Anda dapat menambahkan atau menghapus aturan untuk sebuah grup keamanan (juga disebut sebagai memberikan otorisasi atau mencabut akses masuk atau keluar). Suatu aturan berlaku baik untuk lalu lintas masuk (ingress) atau lalu lintas keluar (egress). Anda dapat memberikan akses ke rentang CIDR tertentu, atau ke grup keamanan lain di VPC Anda atau VPC peer (memerlukan koneksi peering VPC).

Untuk setiap aturan, Anda harus menentukan hal-hal berikut:

  • Protokol: Protokol yang diperbolehkan. Protokol yang paling umum adalah 6 (TCP), 17 (UDP), dan 1 (ICMP).

  • Rentang port: Untuk TCP, UDP, atau protokol khusus, ada rentang port yang diperbolehkan.

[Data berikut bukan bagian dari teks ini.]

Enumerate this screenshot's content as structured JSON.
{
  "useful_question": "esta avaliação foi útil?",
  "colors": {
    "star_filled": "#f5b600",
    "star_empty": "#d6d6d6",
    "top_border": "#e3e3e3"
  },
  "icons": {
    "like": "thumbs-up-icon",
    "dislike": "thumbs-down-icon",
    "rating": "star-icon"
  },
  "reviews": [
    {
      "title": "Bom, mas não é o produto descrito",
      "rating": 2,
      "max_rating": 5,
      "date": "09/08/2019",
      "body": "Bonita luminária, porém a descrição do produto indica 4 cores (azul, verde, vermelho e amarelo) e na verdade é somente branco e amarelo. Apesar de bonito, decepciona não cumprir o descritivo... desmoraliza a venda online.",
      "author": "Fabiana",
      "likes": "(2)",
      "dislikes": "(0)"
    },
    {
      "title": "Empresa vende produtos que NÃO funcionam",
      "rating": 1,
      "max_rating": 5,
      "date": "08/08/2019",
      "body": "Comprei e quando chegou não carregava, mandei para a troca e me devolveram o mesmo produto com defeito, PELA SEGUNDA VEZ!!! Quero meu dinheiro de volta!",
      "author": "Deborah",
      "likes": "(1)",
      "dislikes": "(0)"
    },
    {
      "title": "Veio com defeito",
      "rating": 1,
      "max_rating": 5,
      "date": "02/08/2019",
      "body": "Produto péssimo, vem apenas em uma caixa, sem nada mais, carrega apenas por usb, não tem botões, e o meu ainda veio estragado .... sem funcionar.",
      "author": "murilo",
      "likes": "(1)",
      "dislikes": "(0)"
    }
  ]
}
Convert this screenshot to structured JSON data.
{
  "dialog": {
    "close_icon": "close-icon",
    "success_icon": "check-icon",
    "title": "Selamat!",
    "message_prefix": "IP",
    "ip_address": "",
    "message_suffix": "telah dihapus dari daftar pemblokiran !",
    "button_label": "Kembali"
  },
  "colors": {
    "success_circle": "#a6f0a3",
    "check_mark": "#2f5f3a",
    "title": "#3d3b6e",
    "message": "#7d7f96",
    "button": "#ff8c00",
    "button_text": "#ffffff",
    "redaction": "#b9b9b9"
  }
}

Anda dapat menentukan angka port tunggal (misalnya, 22), atau sebuah rentang angka port (misalnya, 7000-8000).

  • Jenis dan kode ICMP: Untuk ICMP, jenis dan kode ICMP. Sebagai contoh, gunakan tipe 8 untuk ICMP Echo Request atau tipe 128 untuk ICMPv6 Echo Request.

  • Sumber atau tujuan: Sumber (aturan ke dalam) atau tujuan (aturan ke luar) untuk lalu lintas yang akan diizinkan. Tentukan satu dari yang berikut ini:

    • Satu alamat IPv4. Anda harus menggunakan panjang awalan /32. Sebagai contoh, 203.0.113.1/32.

    • Satu alamat IPv6. Anda harus menggunakan panjang awalan /128. Sebagai contoh, 2001:db8:1234:1a00::123/128.

    • Rentang alamat IPv4, dalam notasi blok CIDR. Sebagai contoh, 203.0.113.0/24.

    • Rentang alamat IPv6, dalam notasi blok CIDR. Sebagai contoh, 2001:db8:1234:1a00::/64.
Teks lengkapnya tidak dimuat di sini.